I returned to college, on the last evening of class, with this story in hand. I turned in "my project" and the instructor read it. Then she looked up at me and said, "Can I share this?" I slowly nodded as she got the attention of the class. She began to read and that is when I knew that we as human beings and being part of God share this need to heal people and to be healed.

In my own way I had touched the people at McDonald's, my husband, son, instructor, and every soul that shared the classroom on the last night I spent as a college student. I graduated with one of the b iggest lessons I would ever learn: UNCONDITIONAL ACCEPTANCE.
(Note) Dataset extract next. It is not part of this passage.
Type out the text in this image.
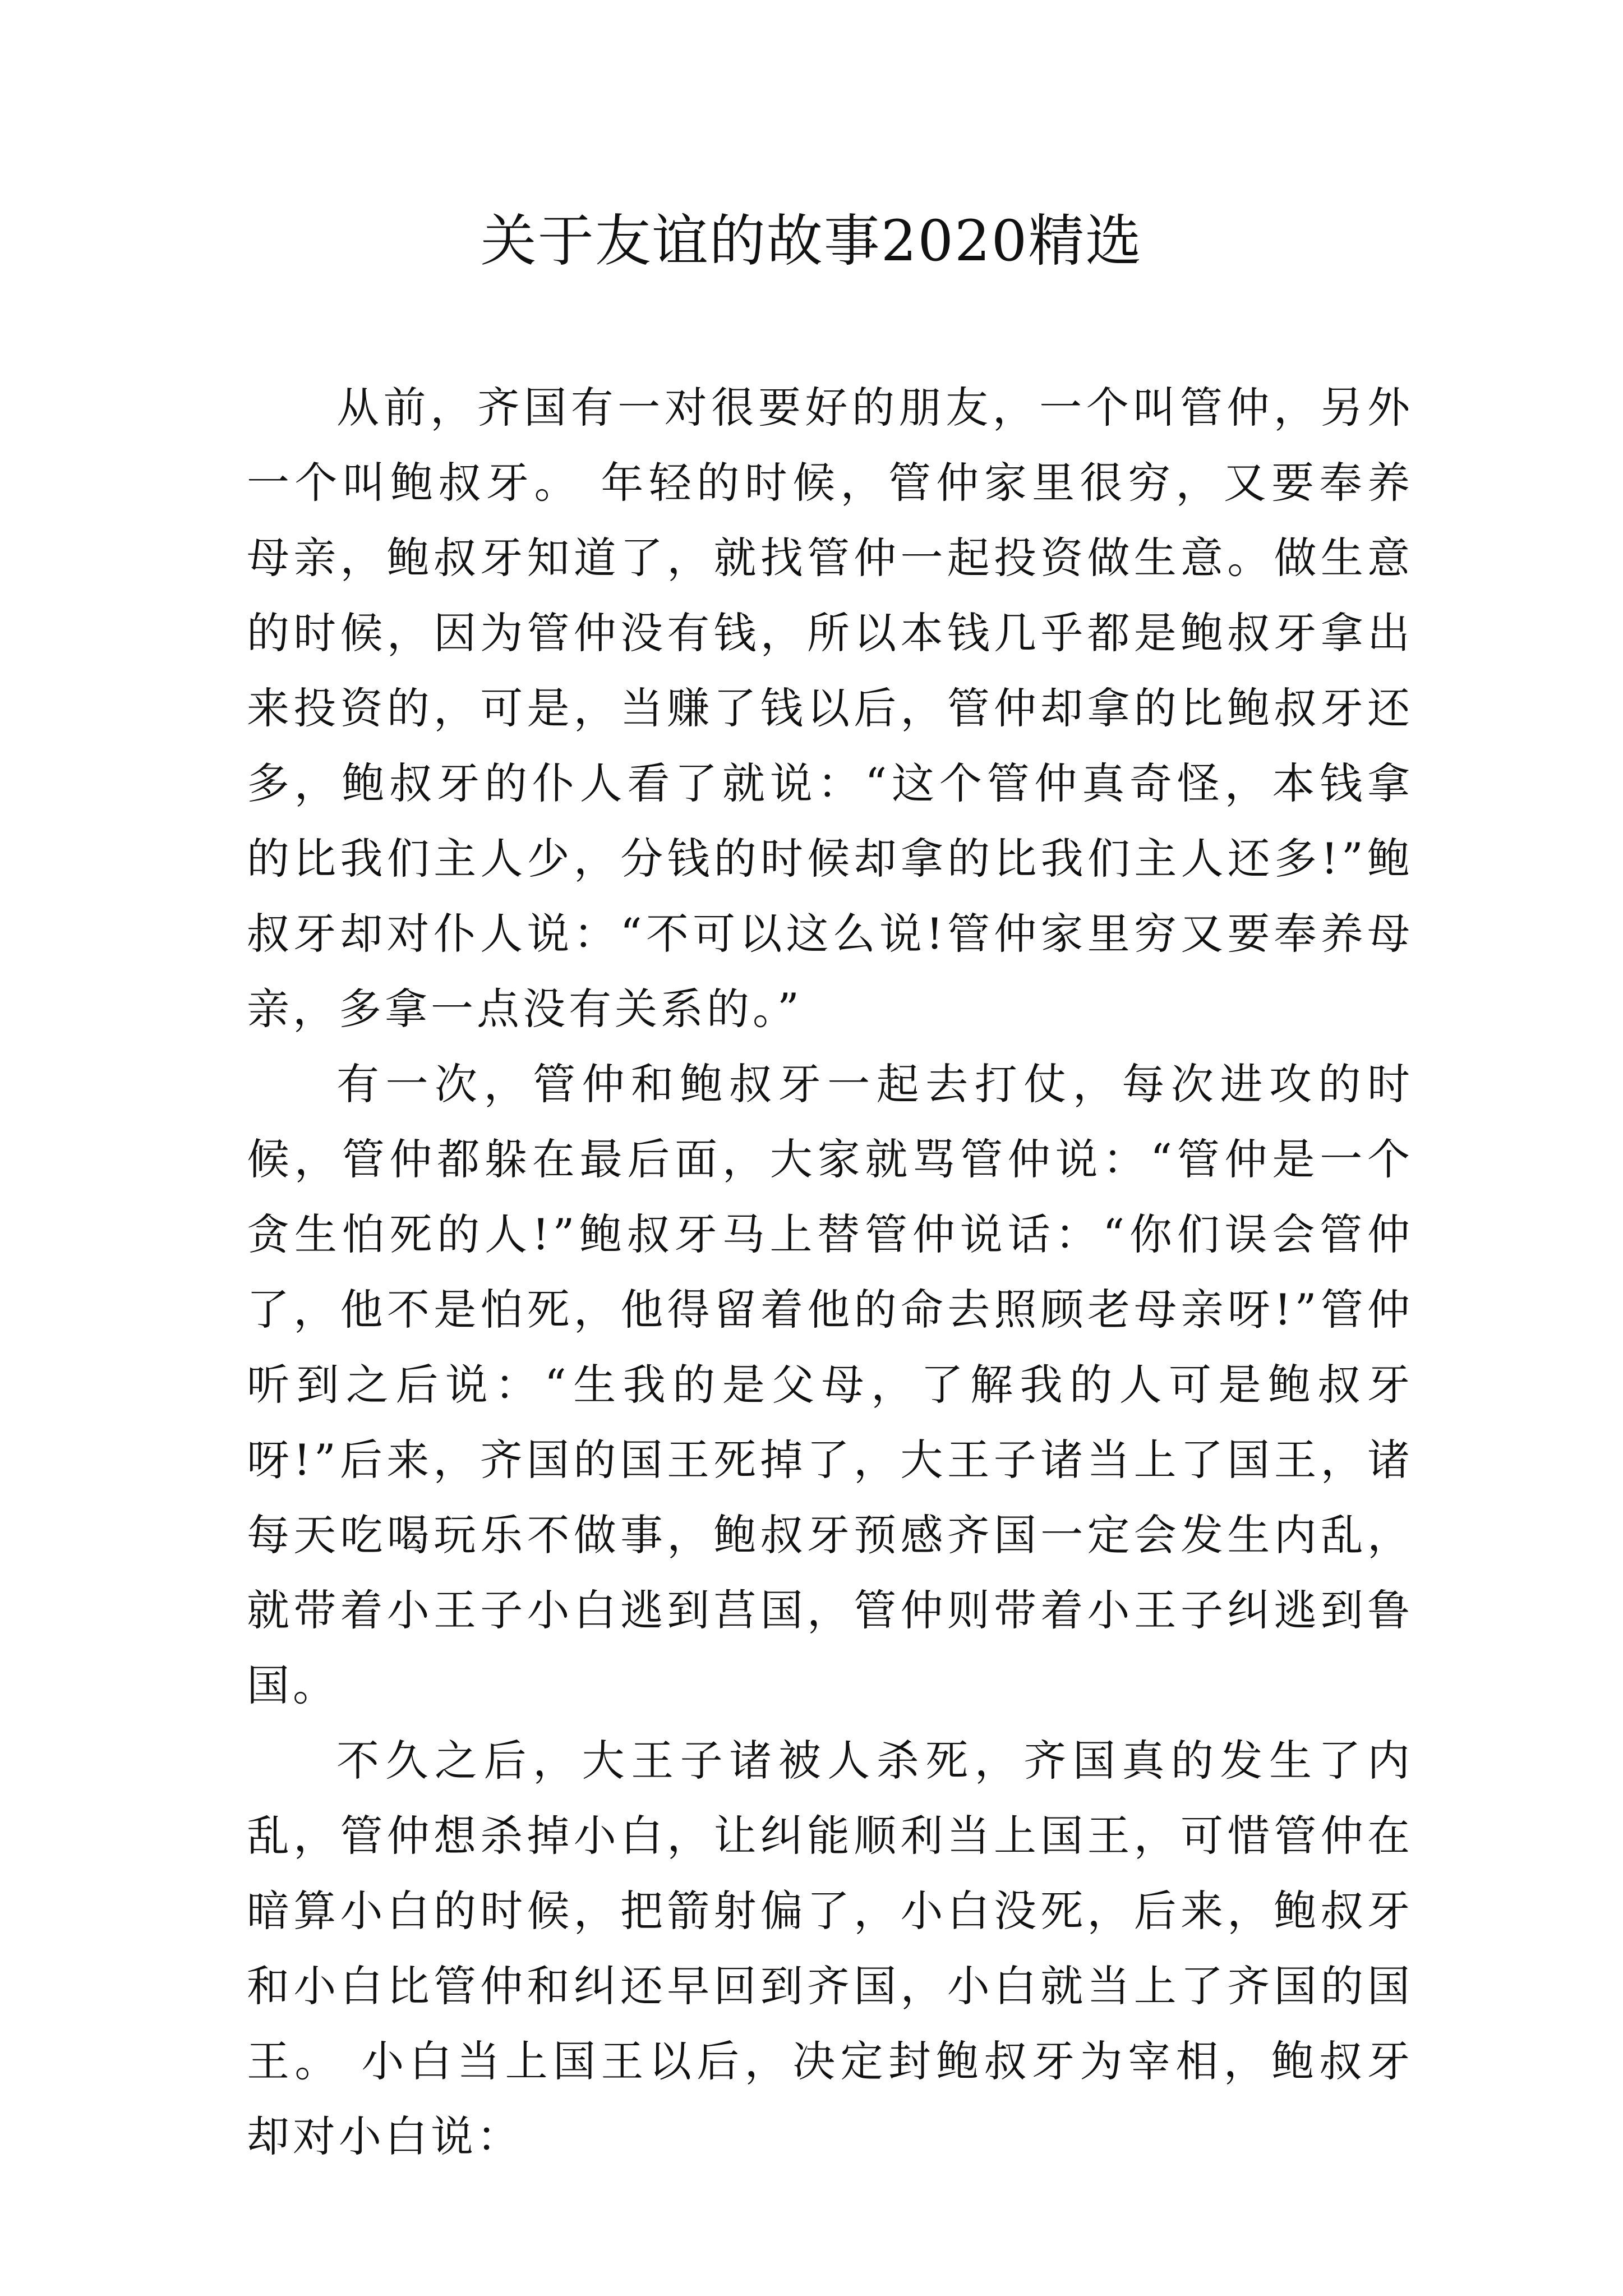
关于友谊的故事2020精选

从前，齐国有一对很要好的朋友，一个叫管仲，另外一个叫鲍叔牙。 年轻的时候，管仲家里很穷，又要奉养母亲，鲍叔牙知道了，就找管仲一起投资做生意。做生意的时候，因为管仲没有钱，所以本钱几乎都是鲍叔牙拿出来投资的，可是，当赚了钱以后，管仲却拿的比鲍叔牙还多，鲍叔牙的仆人看了就说：“这个管仲真奇怪，本钱拿的比我们主人少，分钱的时候却拿的比我们主人还多!”鲍叔牙却对仆人说：“不可以这么说!管仲家里穷又要奉养母亲，多拿一点没有关系的。”

有一次，管仲和鲍叔牙一起去打仗，每次进攻的时候，管仲都躲在最后面，大家就骂管仲说：“管仲是一个贪生怕死的人!”鲍叔牙马上替管仲说话：“你们误会管仲了，他不是怕死，他得留着他的命去照顾老母亲呀!”管仲听到之后说：“生我的是父母，了解我的人可是鲍叔牙呀!”后来，齐国的国王死掉了，大王子诸当上了国王，诸每天吃喝玩乐不做事，鲍叔牙预感齐国一定会发生内乱，就带着小王子小白逃到莒国，管仲则带着小王子纠逃到鲁国。

不久之后，大王子诸被人杀死，齐国真的发生了内乱，管仲想杀掉小白，让纠能顺利当上国王，可惜管仲在暗算小白的时候，把箭射偏了，小白没死，后来，鲍叔牙和小白比管仲和纠还早回到齐国，小白就当上了齐国的国王。 小白当上国王以后，决定封鲍叔牙为宰相，鲍叔牙却对小白说：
Much love and compassion is sent to each and every person who may read this and learn how to LOVE PEOPLE AND USE THINGS - NOT LOVE THINGS AND USE PEOPLE.

If you think this story has touched you in any way, please send this to everyone you know. There is an Angel sent to watch over you. In order for her to work, you must pass this on to the people you want watched over.

An Angel wrote: Many people will walk in and out of your life, but only true friends will leave footprints in your heart.

To handle yourself, use your head. To handle others, use your heart. God Gives every bird it's food, but He does not throw it into its nest.